When developing in Articulate Storyline 360, States, Layers and Variables are a developers dream. Although, if you’re not familiar with Storyline 360, it can be hard to understand the difference between the three; when you’d use each and why you’d use them. So this blog is going to clear up the answer to exactly that.
Change appearances with states
Articulate describe states as:“States let you change the appearance of an object based on learners’ actions. For example, you might enlarge a button when learners hover over it or add a glow effect when they click it.”
So why, and when, would you use a state in Storyline 360?
States add extra depth to your eLearning courses. They provide visual stimulus and keep your learners engaged. There are three types of states; object, drag-and-drop and character expressions.
- As object states allow you to change the appearance of a specific object, they’re frequently used to show an action of some kind. For example, buttons come with built-in object states, such as ‘hover’ or ‘selected’. This provides your learner with a visual cue when they interact with your course.
- If you’re using a drag-and-drop interaction in your course, you have three more built-in states. In the same way as object states, they provide a visual indication to your learner about their actions. However, drag and drop states show your learner whether their action was right or wrong; with incorrect and correct states.
- Finally, character expressions can be a sure-fire way to bring your eLearning to life. Storyline 360’s built-in, illustrated characters have an array of expression states. You can give your character any expression, from confused to surprised – adding a depth to your eLearning course.
Show or hide content with layers
Layers allow you to show or hide content within one Storyline 360 slide. You’ll often find that slides have several layers, each showing different content.

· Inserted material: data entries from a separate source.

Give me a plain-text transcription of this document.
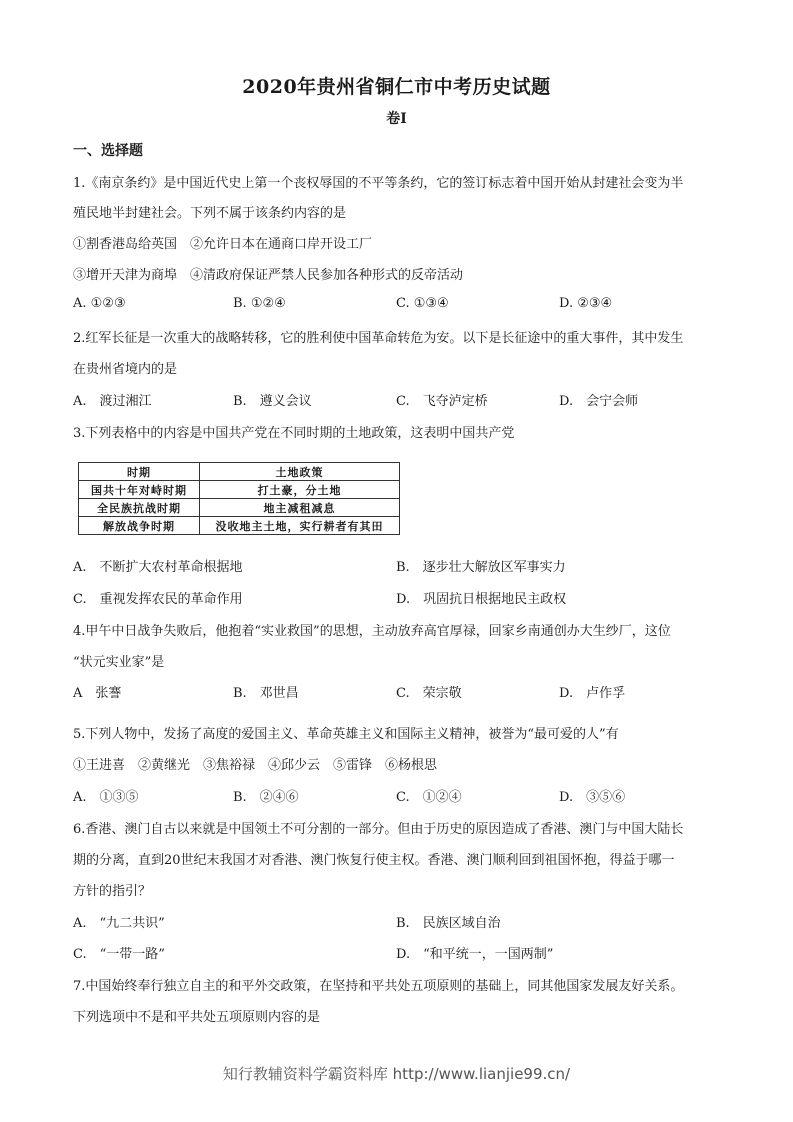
2020年贵州省铜仁市中考历史试题
卷I
一、选择题
1.《南京条约》是中国近代史上第一个丧权辱国的不平等条约，它的签订标志着中国开始从封建社会变为半
殖民地半封建社会。下列不属于该条约内容的是
①割香港岛给英国　②允许日本在通商口岸开设工厂
③增开天津为商埠　④清政府保证严禁人民参加各种形式的反帝活动
A. ①②③	B. ①②④	C. ①③④	D. ②③④
2.红军长征是一次重大的战略转移，它的胜利使中国革命转危为安。以下是长征途中的重大事件，其中发生
在贵州省境内的是
A.　渡过湘江	B.　遵义会议	C.　飞夺泸定桥	D.　会宁会师
3.下列表格中的内容是中国共产党在不同时期的土地政策，这表明中国共产党
时期	土地政策
国共十年对峙时期	打土豪，分土地
全民族抗战时期	地主减租减息
解放战争时期	没收地主土地，实行耕者有其田
A.　不断扩大农村革命根据地	B.　逐步壮大解放区军事实力
C.　重视发挥农民的革命作用	D.　巩固抗日根据地民主政权
4.甲午中日战争失败后，他抱着“实业救国”的思想，主动放弃高官厚禄，回家乡南通创办大生纱厂，这位
“状元实业家”是
A　张謇	B.　邓世昌	C.　荣宗敬	D.　卢作孚
5.下列人物中，发扬了高度的爱国主义、革命英雄主义和国际主义精神，被誉为“最可爱的人”有
①王进喜　②黄继光　③焦裕禄　④邱少云　⑤雷锋　⑥杨根思
A.　①③⑤	B.　②④⑥	C.　①②④	D.　③⑤⑥
6.香港、澳门自古以来就是中国领土不可分割的一部分。但由于历史的原因造成了香港、澳门与中国大陆长
期的分离，直到20世纪末我国才对香港、澳门恢复行使主权。香港、澳门顺利回到祖国怀抱，得益于哪一
方针的指引？
A.　“九二共识”	B.　民族区域自治
C.　“一带一路”	D.　“和平统一，一国两制”
7.中国始终奉行独立自主的和平外交政策，在坚持和平共处五项原则的基础上，同其他国家发展友好关系。
下列选项中不是和平共处五项原则内容的是
知行教辅资料学霸资料库 http://www.lianjie99.cn/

You can then prompt those layer to appear, or hide, with objects and triggers.
But why would you use layers in Storyline 360?

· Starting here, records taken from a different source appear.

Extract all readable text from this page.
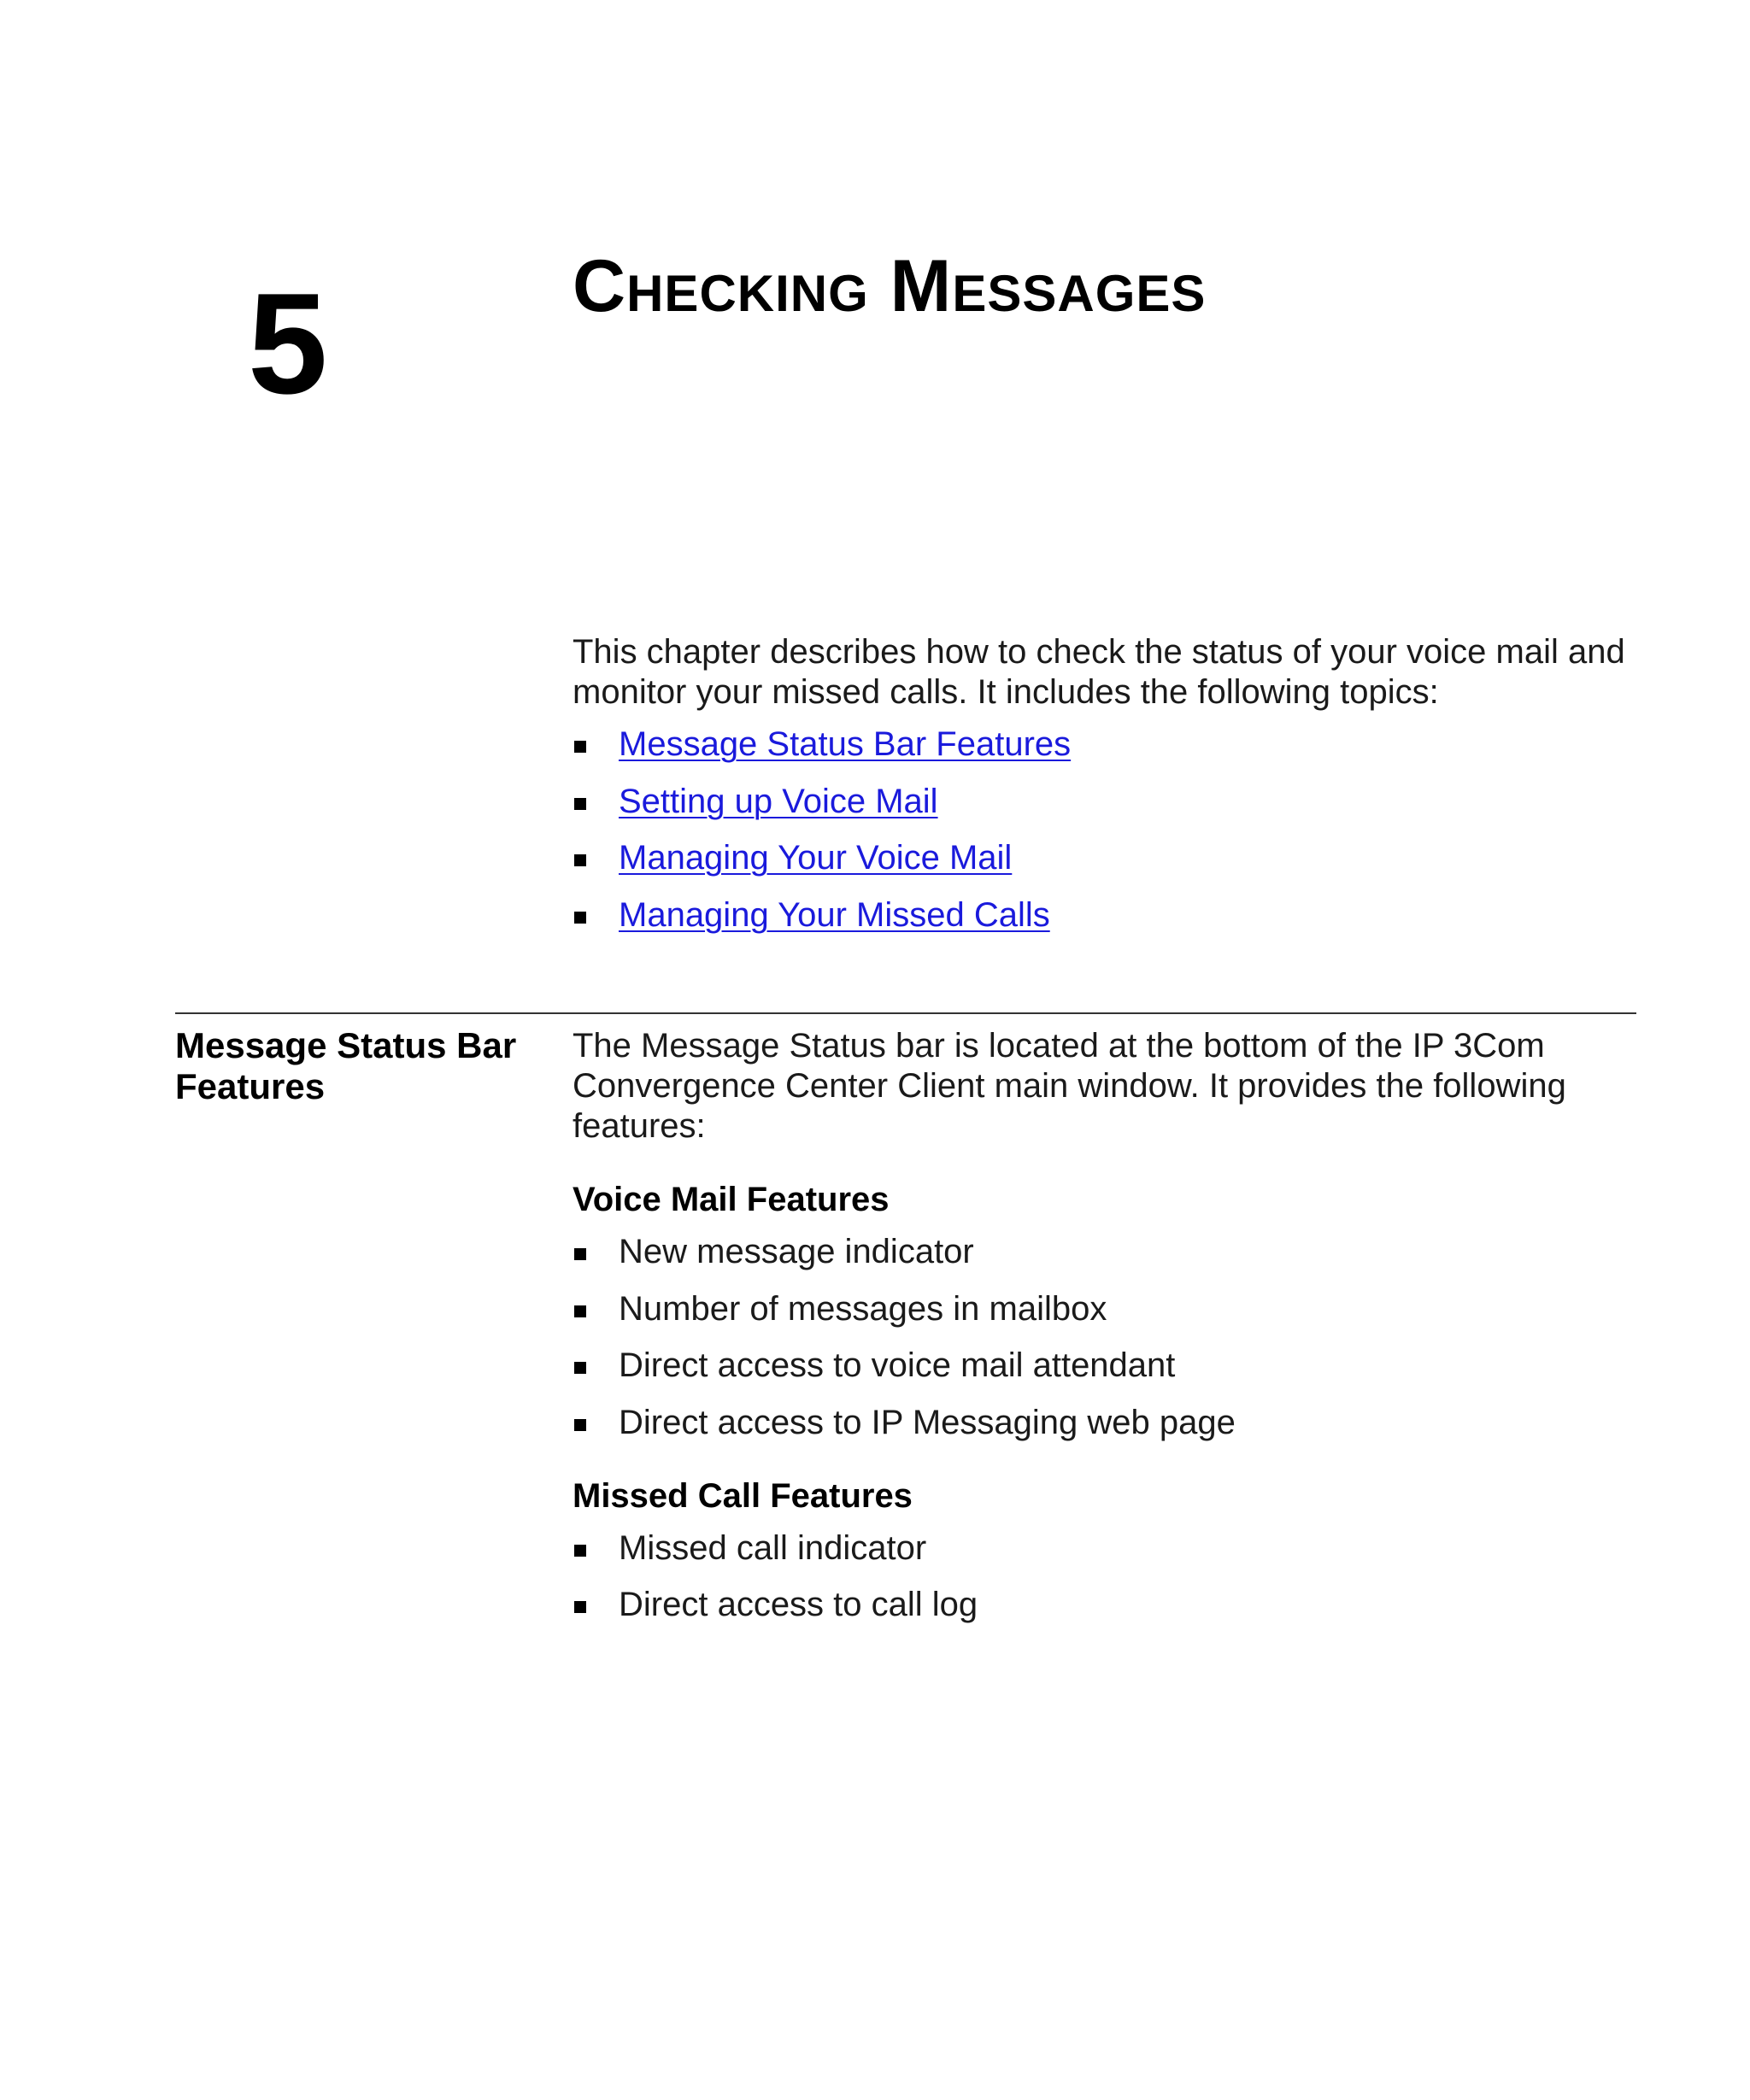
5	Checking Messages

This chapter describes how to check the status of your voice mail and monitor your missed calls. It includes the following topics:

Message Status Bar Features
Setting up Voice Mail
Managing Your Voice Mail
Managing Your Missed Calls
Message Status Bar Features

The Message Status bar is located at the bottom of the IP 3Com Convergence Center Client main window. It provides the following features:

Voice Mail Features
New message indicator
Number of messages in mailbox
Direct access to voice mail attendant
Direct access to IP Messaging web page
Missed Call Features
Missed call indicator
Direct access to call log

The most common example of layers the classic Tabbed Interaction:
In this example, you simply add the content from each tab onto a new layer. After you have your layers set up, you just need to add triggers to show the layer when the learner clicks on the relevant tab.
Remember information with variables
Variables remember information from a previous slide. For example, if a learner inputs their name on the first slide, you’d use a variable to recall their name throughout the course.
There are three types of variables in Storyline 360; Text, Number and True/False variables.
So, why would you use variables in Storyline 360?
As we’ve already mentioned, text variables are for recalling text based entries from a previous slide. For example, your learner’s name, or profession. (Fun fact, text variables can hold up to 32,767 characters!)
On the other hand, number variables do not necessarily recall entries. Number variables hold numeric values. For example, they can track the number of times an event has occurred, or perform mathematical calculations.
Finally, true/false variables are a fantastic tool for controlling learner progression. For example, you may not want a learner to be able to move on to the next slide until they’ve visited all objects on a slide.
(You can learn more about variables in our blog, here.)
So there you have it, a brief summary of states, layers and variables in Storyline 360. Hopefully this blog has cleared up any grey areas and will help you create interactive and engaging eLearning in the future.